Conference activities –
tell the comedian what else is going on at your conference – golf tournaments to bowling leagues and karaoke . . .it’s all open for humor if we know about it. I always ask for a program of the event so I can see for myself, so offer that and you never know what comedy will ensue.
Terms and acronyms –
every industry has their own little language. . . tell the comedian what some of your common words are, and, since the comedian isn’t familiar with the terms, they might come up with their own definition. Then you’ll have something you can use for years that will make you laugh well after the comedian is gone!

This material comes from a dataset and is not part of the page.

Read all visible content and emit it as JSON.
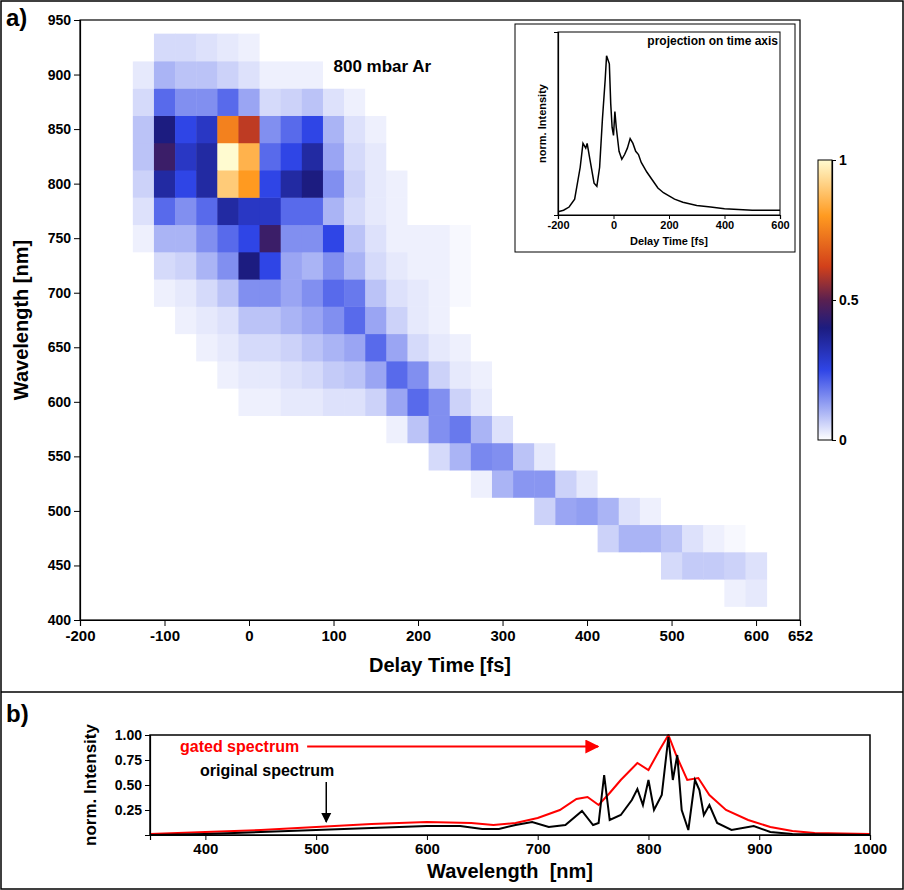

Names and info on people they can joke with.
I NEVER make fun of people, but I do like to know A) who I can joke with, and B) something about them. Don’t just tell me Bob’s a bad golfer. . . that doesn’t give me much. Tell me Bob just bowled a 56, and that’s something I might be able to work with. I once did a show for a box making company, and the owner’s name was JACK. Come on, sometimes comedy just writes itself.
So there’s a few pieces of information that you can give to your comedian or keynote speaker so that they can tailor the comedy. . . and make you look great!